Abuse of Migrants and Refugees: Authorities frequently detained asylum seekers for extended periods.
Employment: The law provided refugees access to employment, but bureaucratic administrative obstacles and lack of employer awareness regarding refugee employment rights contributed to some working illegally, increasing their risk of exploitation.
Access to Basic Services: The national plan on the integration of refugees adopted by the government did not allocate resources for its implementation.
Temporary accommodation centers had a reception capacity of 421 persons, which the government temporarily increased to accommodate Afghan refugees. Asylum seekers living outside an official temporary accommodation center often experienced difficulties obtaining residence registration, and authorities regularly imposed a substantial fine because they lacked registration.
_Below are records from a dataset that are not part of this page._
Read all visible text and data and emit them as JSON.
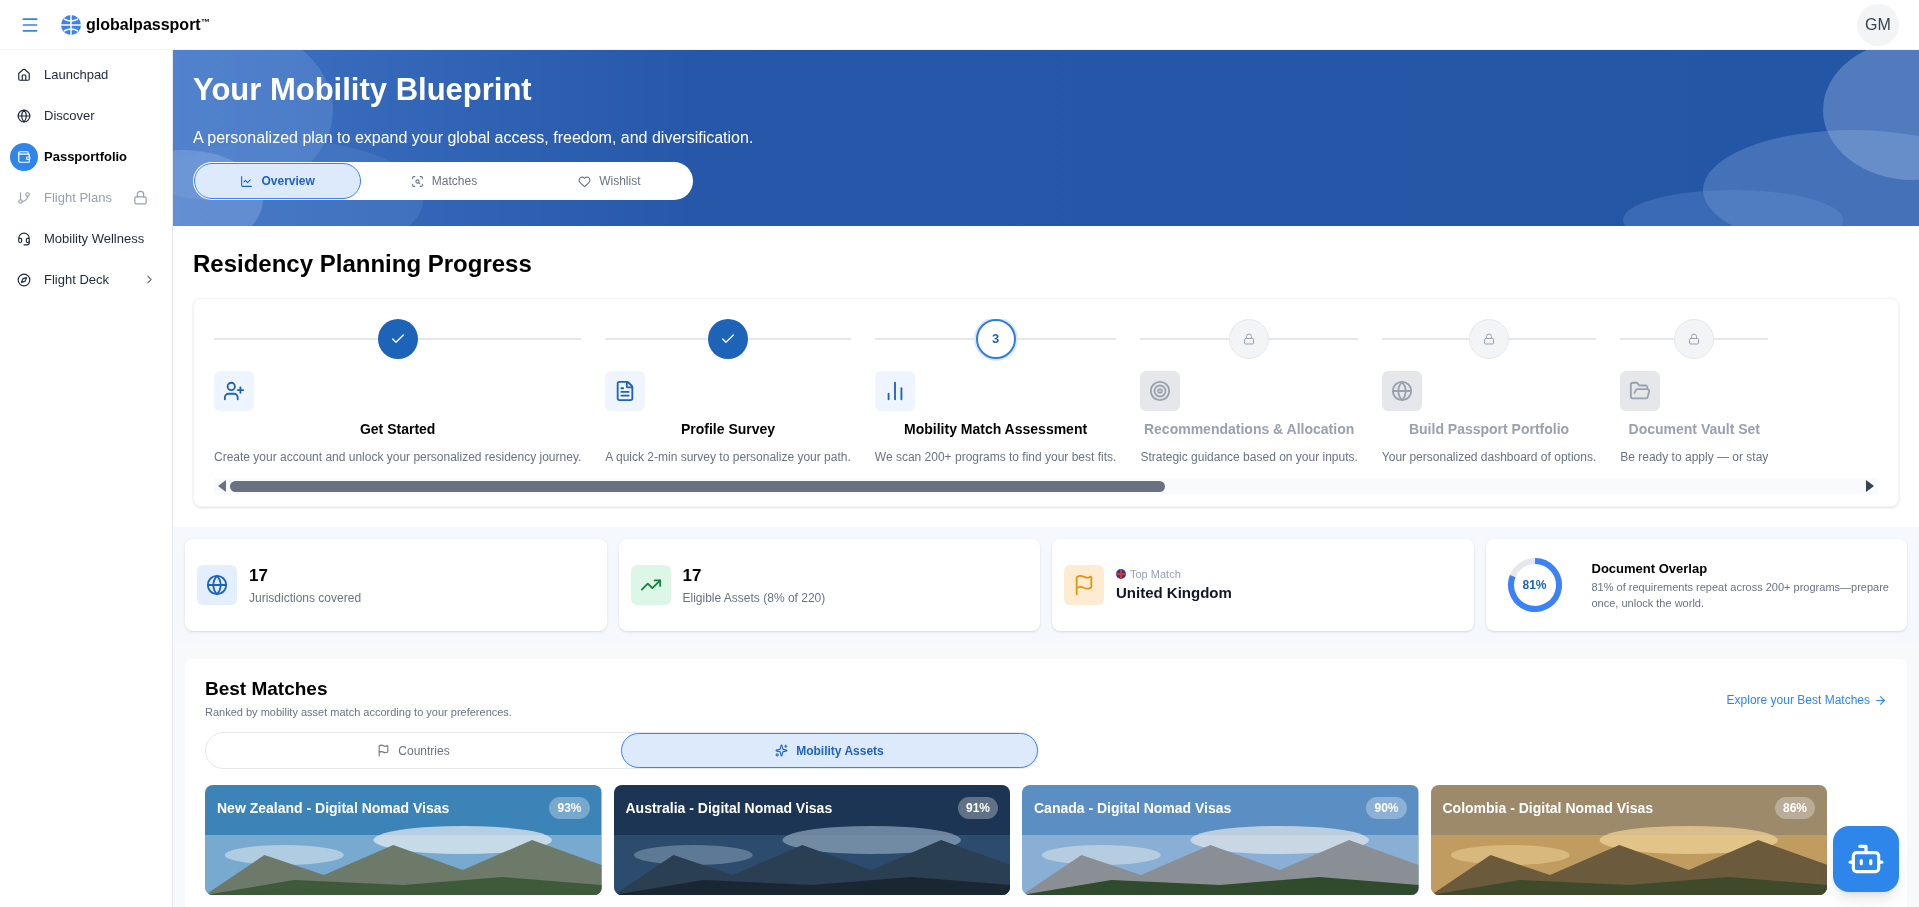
{
  "header": {
    "logo": "globalpassport",
    "trademark": "™",
    "avatar": "GM"
  },
  "sidebar": {
    "items": [
      {
        "label": "Launchpad",
        "kind": "link",
        "selected": false
      },
      {
        "label": "Discover",
        "kind": "link",
        "selected": false
      },
      {
        "label": "Passportfolio",
        "kind": "link",
        "selected": true
      },
      {
        "label": "Flight Plans",
        "kind": "locked",
        "selected": false
      },
      {
        "label": "Mobility Wellness",
        "kind": "link",
        "selected": false
      },
      {
        "label": "Flight Deck",
        "kind": "submenu",
        "selected": false
      }
    ]
  },
  "hero": {
    "title": "Your Mobility Blueprint",
    "subtitle": "A personalized plan to expand your global access, freedom, and diversification.",
    "tabs": [
      {
        "label": "Overview",
        "selected": true
      },
      {
        "label": "Matches",
        "selected": false
      },
      {
        "label": "Wishlist",
        "selected": false
      }
    ]
  },
  "progress": {
    "title": "Residency Planning Progress",
    "steps": [
      {
        "done": true,
        "locked": false,
        "title": "Get Started",
        "description": "Create your account and unlock your personalized residency journey."
      },
      {
        "done": true,
        "locked": false,
        "title": "Profile Survey",
        "description": "A quick 2-min survey to personalize your path."
      },
      {
        "done": false,
        "locked": false,
        "number": "3",
        "title": "Mobility Match Assessment",
        "description": "We scan 200+ programs to find your best fits."
      },
      {
        "done": false,
        "locked": true,
        "title": "Recommendations & Allocation",
        "description": "Strategic guidance based on your inputs."
      },
      {
        "done": false,
        "locked": true,
        "title": "Build Passport Portfolio",
        "description": "Your personalized dashboard of options."
      },
      {
        "done": false,
        "locked": true,
        "title": "Document Vault Set",
        "description": "Be ready to apply — or stay"
      }
    ]
  },
  "stats": [
    {
      "kind": "count",
      "value": "17",
      "label": "Jurisdictions covered",
      "color": "#e3effc"
    },
    {
      "kind": "count",
      "value": "17",
      "label": "Eligible Assets (8% of 220)",
      "color": "#dcf7e8"
    },
    {
      "kind": "match",
      "caption": "Top Match",
      "value": "United Kingdom",
      "color": "#fdecd2"
    },
    {
      "kind": "ring",
      "level": 0.81,
      "reading": "81%",
      "title": "Document Overlap",
      "description": "81% of requirements repeat across 200+ programs—prepare once, unlock the world."
    }
  ],
  "best_matches": {
    "title": "Best Matches",
    "subtitle": "Ranked by mobility asset match according to your preferences.",
    "link": "Explore your Best Matches",
    "tabs": [
      {
        "label": "Countries",
        "selected": false
      },
      {
        "label": "Mobility Assets",
        "selected": true
      }
    ],
    "cards": [
      {
        "title": "New Zealand - Digital Nomad Visas",
        "score": "93%"
      },
      {
        "title": "Australia - Digital Nomad Visas",
        "score": "91%"
      },
      {
        "title": "Canada - Digital Nomad Visas",
        "score": "90%"
      },
      {
        "title": "Colombia - Digital Nomad Visas",
        "score": "86%"
      }
    ]
  }
}
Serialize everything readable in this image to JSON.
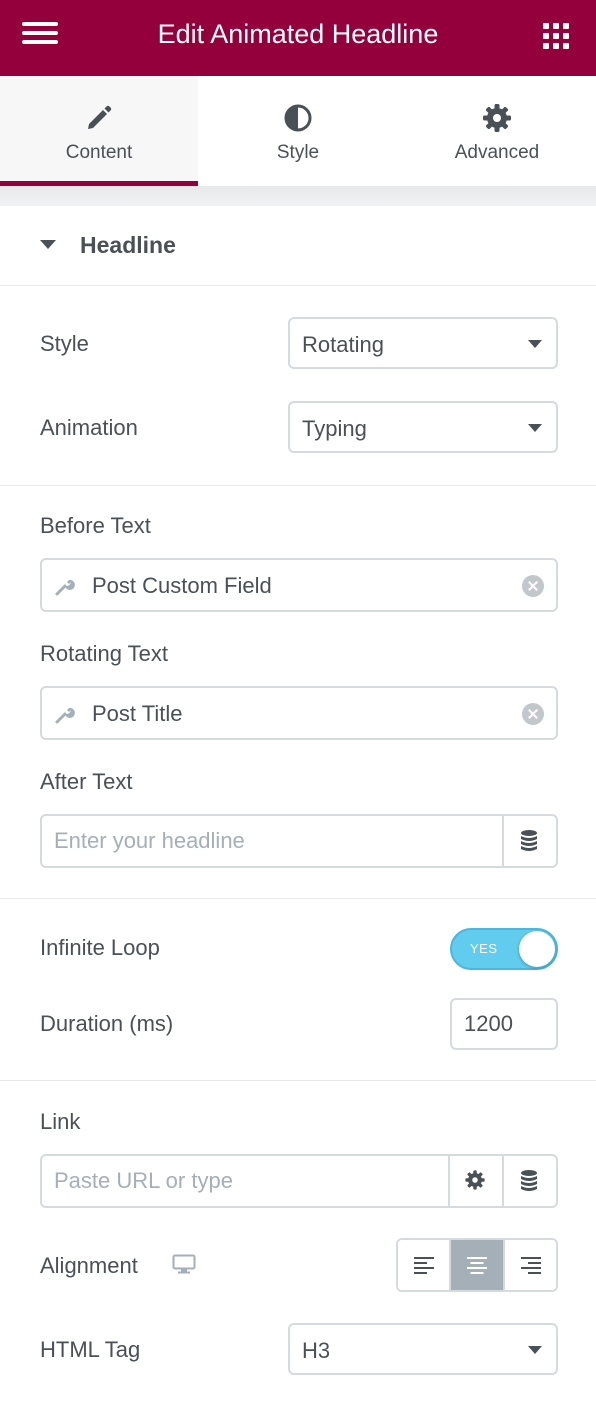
{
  "header": {
    "title": "Edit Animated Headline",
    "menu_icon": "hamburger-icon",
    "apps_icon": "grid-icon"
  },
  "tabs": [
    {
      "label": "Content",
      "icon": "pencil-icon",
      "active": true
    },
    {
      "label": "Style",
      "icon": "half-circle-icon",
      "active": false
    },
    {
      "label": "Advanced",
      "icon": "gear-icon",
      "active": false
    }
  ],
  "section": {
    "title": "Headline",
    "expanded": true
  },
  "fields": {
    "style": {
      "label": "Style",
      "value": "Rotating"
    },
    "animation": {
      "label": "Animation",
      "value": "Typing"
    },
    "before_text": {
      "label": "Before Text",
      "value": "Post Custom Field"
    },
    "rotating_text": {
      "label": "Rotating Text",
      "value": "Post Title"
    },
    "after_text": {
      "label": "After Text",
      "placeholder": "Enter your headline"
    },
    "infinite_loop": {
      "label": "Infinite Loop",
      "toggle_text": "YES",
      "on": true
    },
    "duration": {
      "label": "Duration (ms)",
      "value": "1200"
    },
    "link": {
      "label": "Link",
      "placeholder": "Paste URL or type"
    },
    "alignment": {
      "label": "Alignment",
      "selected": "center",
      "options": [
        "left",
        "center",
        "right"
      ]
    },
    "html_tag": {
      "label": "HTML Tag",
      "value": "H3"
    }
  },
  "colors": {
    "brand": "#93003c",
    "toggle_on": "#61ccee",
    "text": "#495157",
    "active_align": "#a4afb7"
  }
}
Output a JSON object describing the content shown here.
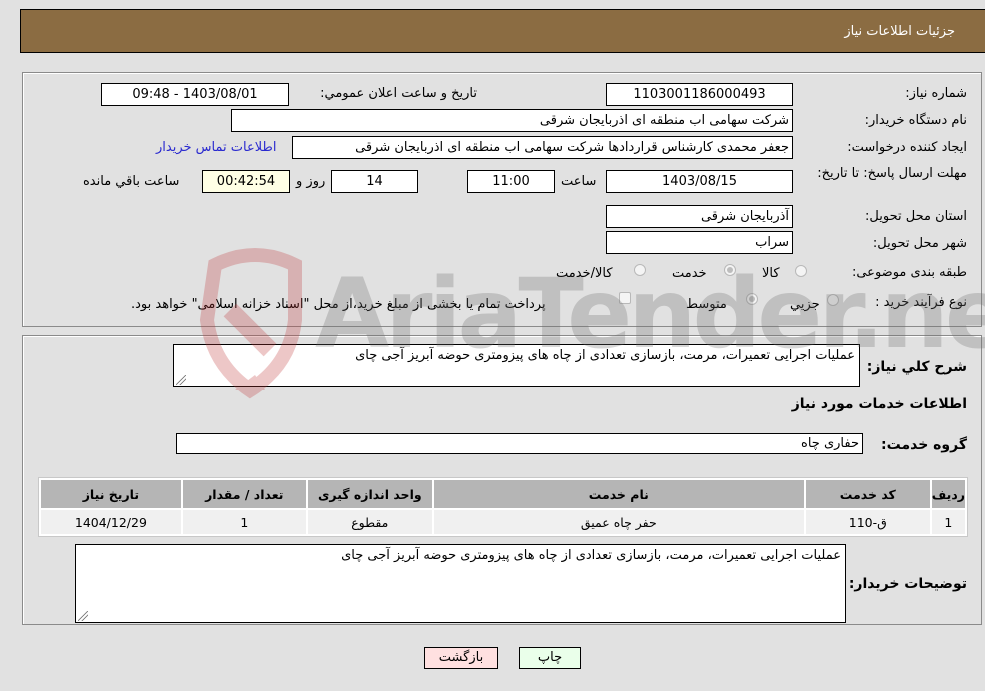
{
  "header": {
    "title": "جزئیات اطلاعات نیاز"
  },
  "details": {
    "need_number_label": "شماره نیاز:",
    "need_number": "1103001186000493",
    "announce_label": "تاریخ و ساعت اعلان عمومي:",
    "announce_value": "1403/08/01 - 09:48",
    "buyer_org_label": "نام دستگاه خريدار:",
    "buyer_org": "شرکت سهامی اب منطقه ای اذربایجان شرقی",
    "requester_label": "ایجاد کننده درخواست:",
    "requester": "جعفر محمدی کارشناس قراردادها شرکت سهامی اب منطقه ای اذربایجان شرقی",
    "contact_link": "اطلاعات تماس خریدار",
    "deadline_label": "مهلت ارسال پاسخ: تا تاریخ:",
    "deadline_date": "1403/08/15",
    "time_label": "ساعت",
    "deadline_time": "11:00",
    "days_value": "14",
    "days_label": "روز و",
    "remaining_time": "00:42:54",
    "remaining_label": "ساعت باقي مانده",
    "province_label": "استان محل تحویل:",
    "province": "آذربایجان شرقی",
    "city_label": "شهر محل تحویل:",
    "city": "سراب",
    "category_label": "طبقه بندی موضوعی:",
    "category_options": [
      {
        "label": "کالا",
        "checked": false
      },
      {
        "label": "خدمت",
        "checked": true
      },
      {
        "label": "کالا/خدمت",
        "checked": false
      }
    ],
    "process_label": "نوع فرآیند خرید :",
    "process_options": [
      {
        "label": "جزیي",
        "checked": false
      },
      {
        "label": "متوسط",
        "checked": true
      }
    ],
    "treasury_note": "پرداخت تمام یا بخشی از مبلغ خرید،از محل \"اسناد خزانه اسلامی\" خواهد بود."
  },
  "description": {
    "label": "شرح كلي نياز:",
    "value": "عملیات اجرایی تعمیرات، مرمت، بازسازی تعدادی از چاه های پیزومتری حوضه آبریز آجی چای"
  },
  "services": {
    "section_title": "اطلاعات خدمات مورد نياز",
    "group_label": "گروه خدمت:",
    "group_value": "حفاری چاه",
    "table": {
      "headers": [
        "رديف",
        "کد خدمت",
        "نام خدمت",
        "واحد اندازه گیری",
        "تعداد / مقدار",
        "تاریخ نیاز"
      ],
      "rows": [
        [
          "1",
          "ق-110",
          "حفر چاه عمیق",
          "مقطوع",
          "1",
          "1404/12/29"
        ]
      ]
    },
    "buyer_notes_label": "توضیحات خریدار:",
    "buyer_notes": "عملیات اجرایی تعمیرات، مرمت، بازسازی تعدادی از چاه های پیزومتری حوضه آبریز آجی چای"
  },
  "buttons": {
    "print": "چاپ",
    "back": "بازگشت"
  },
  "watermark": {
    "text": "AriaTender.neT"
  }
}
According to the State Migration Service, refugees could receive residence registration at homeless shelters for up to six months.
According to UNHCR, gaps in housing and social support for unaccompanied children left many without access to state-run accommodation centers or children’s shelters. Many children had to rely on informal networks for food, shelter, and other needs and remained vulnerable to abuse, trafficking, and other forms of exploitation. UNHCR noted a lack of educational programs and vocational activities for those in detention for extended periods.
Temporary Protection: The government provided temporary protection (“complementary protection”) to individuals who may not qualify as refugees. As of August 31, authorities had provided complementary protection to 38 persons.
UNHCR estimated there were more than 35,000 stateless persons and persons with undetermined nationality in the country. Persons who were either stateless, at risk of statelessness, or with undetermined nationality included Roma, homeless persons, current and former prisoners, as well as nationals of the former USSR who resided in Ukraine in 1991 but never obtained an endorsement in their Soviet passport indicating they were citizens of Ukraine.
The law requires those without a passport endorsement to establish their identity through a court procedure, proving their residence in Ukraine in 1991, which could be costly and cumbersome, thereby discouraging some applicants. UNHCR reported Roma were at particular risk for statelessness since many did not have birth certificates or any other type of documentation to verify their identity. Homeless persons had difficulty obtaining citizenship because of a requirement to produce a document testifying to one’s residence.
In June 2020 parliament adopted a law establishing statelessness determination procedures to clearly define the terms “stateless person,” “child separated from the family,” and “legal representatives” of stateless persons. The law allows stateless persons to stay in the country and obtain a residence permit and stateless identity card, which facilitates foreign travel. The law also allocates free legal aid for applicants for the statelessness determination. As of August 20, 404 persons had initiated determination procedures.